You'll still have to e.g. parse and interpret data from the internet if you want to communicate with anyone else, and that's a potential vector for an exploit. This has commonly be the way exploitations work in games.
The edge SDKs do not parse and interpret data from the internet, they provide ingress/egress off the overlay. They authenticate and authorise to the controller and make outbound connections to the overlay network. This is why any app embedded with Ziti has no listening ports to host OS network, LAN, or WAN; they only listen to specific application calls across the overlay.
Now, you may say, "well, you have merely moved the listening port from the app to the overlay". Yes, true, not simple. Firstly overlay is written in Golang (thus memory safe). Secondly, if a vulnerability exists in the overlay network that would allow an attacker to bypass the security of the zero trust network, but what does that mean in practice? Well, to do this they would need to:
- bypass the mTLS requirement necessary to connect to the data plane (note, each hope is uses its own mTLS with its own, separate key). - strong identity that authorizes them to connect to the remote service in question (or bypass the authentication layer the controller provides through exploits... note again, each app uses separate and distinct E2E encryption, routing, and keys) - know what the remote service name is, allowing the data to target the correct service (not easy as OpenZiti provides its own private DNS that does not need to comply to TLDs, so it could literally be 'madeup.service.123') - bypass whatever "application layer" security is also applied at the service (ssh, https, oauth, whatever) - know how to negotiate the end to end encrypted tunnel to the 'far' identity
So yes, if they can do all that, then they'd definitely be able to attack that remote service.
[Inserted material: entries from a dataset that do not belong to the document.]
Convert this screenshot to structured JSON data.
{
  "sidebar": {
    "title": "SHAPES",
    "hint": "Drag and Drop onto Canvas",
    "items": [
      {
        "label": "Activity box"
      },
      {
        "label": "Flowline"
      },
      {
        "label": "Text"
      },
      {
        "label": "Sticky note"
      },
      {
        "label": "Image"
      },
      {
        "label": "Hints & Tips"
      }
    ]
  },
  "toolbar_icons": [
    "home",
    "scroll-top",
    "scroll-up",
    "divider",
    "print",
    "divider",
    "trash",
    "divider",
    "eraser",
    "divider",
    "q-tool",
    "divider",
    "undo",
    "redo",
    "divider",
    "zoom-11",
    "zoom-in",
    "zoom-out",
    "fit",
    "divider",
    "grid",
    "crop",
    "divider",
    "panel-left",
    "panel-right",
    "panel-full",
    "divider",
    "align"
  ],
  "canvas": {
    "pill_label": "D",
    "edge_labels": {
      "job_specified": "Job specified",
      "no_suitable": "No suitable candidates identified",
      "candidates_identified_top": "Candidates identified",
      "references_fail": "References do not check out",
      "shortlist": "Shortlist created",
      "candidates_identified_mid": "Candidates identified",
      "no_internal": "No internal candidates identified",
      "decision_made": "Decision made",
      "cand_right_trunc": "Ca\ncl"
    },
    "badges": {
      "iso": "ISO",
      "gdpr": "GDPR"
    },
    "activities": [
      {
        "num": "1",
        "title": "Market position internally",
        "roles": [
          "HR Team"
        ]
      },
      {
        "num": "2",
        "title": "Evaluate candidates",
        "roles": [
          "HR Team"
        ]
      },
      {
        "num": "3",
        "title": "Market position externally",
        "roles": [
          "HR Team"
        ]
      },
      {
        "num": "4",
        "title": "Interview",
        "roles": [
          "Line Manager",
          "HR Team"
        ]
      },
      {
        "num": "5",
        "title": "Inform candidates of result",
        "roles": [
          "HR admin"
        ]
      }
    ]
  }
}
But I said "remote service", not "remote services". All that work and compromises and they only have access to 1 single service among hundreds, thousands, or potentially millions of services. Lateral movement is almost impossible. So the attacker would have to repeat each of the 5 steps for every service possible. Also, they don't know which company sits behind which OpenZiti fabric, so its pot luck if its even against the target they want to try and exploit.
Finally, we have developed a stateful firewall called 'ZitiFW' - https://github.com/netfoundry/zfw - which uses eBPF to look at the IP information of any incoming connections/packets to an Edge Router (Ziti's Policy Enforcement Point), if a connection/packet is received from an IP address which is not correlated to a known, bootstrapped endpoint to the overlay, the packet can be blackholed.